In the second year of study, some of these patterns reversed. In the LM, the emergence rate and the density of tillers decreased, as well as the total and green biomass in absolute values and percentage of the total. This is reflected on the patterns of monthly productivity, which decreased steadily during the second year showing lower levels of monthly productivity in the LM than in the HM (Fig. 9). In addition, exposed rhizomes were observed in the LM in the second year, whereas no such interannual differences were seen in the HM. This marked difference in productivity may be related to the interannual variation in climatic conditions; the second year showed extreme precipitation during the summer period, twice the rainfall for the same months of the previous year. The exceptionally high precipitation rate, coupled with the fact that maximum wind speeds typically occur during summer months, likely produced erosive conditions. This concept is consistent with the results of Castellanos et al. (1998) who found that periods of increased erosion in Mediterranean marshes coincided with maximum monthly rainfall and suggested that periods of intense wind-driven waves would contribute to this process. In addition, Chalmers et al. (1985) found that most of the carbon deposited in the marsh is subsequently eroded as a result of rain falling on the exposed surface. Mwamba and Torres (2002) found that more than 67 t/km2 of marsh sediment can be mobilized within 5 min of a single low-tide storm event. The chief mechanisms for sediment transport is the detachment by raindrop impact and transfer by sheetflow (see also Pilditch et al. 2008; Torres et al. 2003).

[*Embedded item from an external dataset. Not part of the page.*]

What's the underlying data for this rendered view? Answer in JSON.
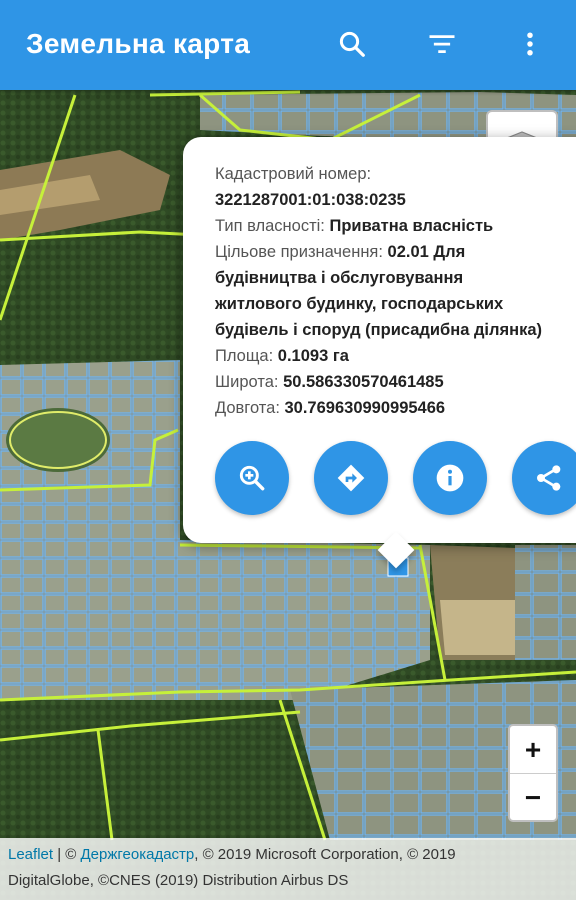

The difference in the response of the two areas of the marsh to the same climatic event may be explained by different exposure to wave action and tides. The HM zone would not be as affected by erosive phenomena because it is more protected from the impact of water turbulence. In this sense, Nieva et al. (2005) distinguish different processes that dominate the S. densiflora marshes of the Mediterranean coast. They propose that, at the high marsh zone in Spain, S. densiflora ramet demography is driven by phenological phenomena, while catastrophic events (including those caused by storms) shape the characteristics of the low marsh zone; and in their study, these events promoted S. densiflora tussock deaths and frequent oscillations in tiller population. We found that the patterns of green biomass of the HM correlate with the air temperature (r = 0.68; Fig. 10a) and show no interannual differences.

Although presenting seasonal variations, the patterns of green standing biomass in the LM, show an abrupt decrease in the second period, and productivity fell steadily. We believe this decrease in production is associated with an extreme increase in monthly rainfall which occurred during the second summer period, doubling the amount of summer-time precipitation that historically falls in this region.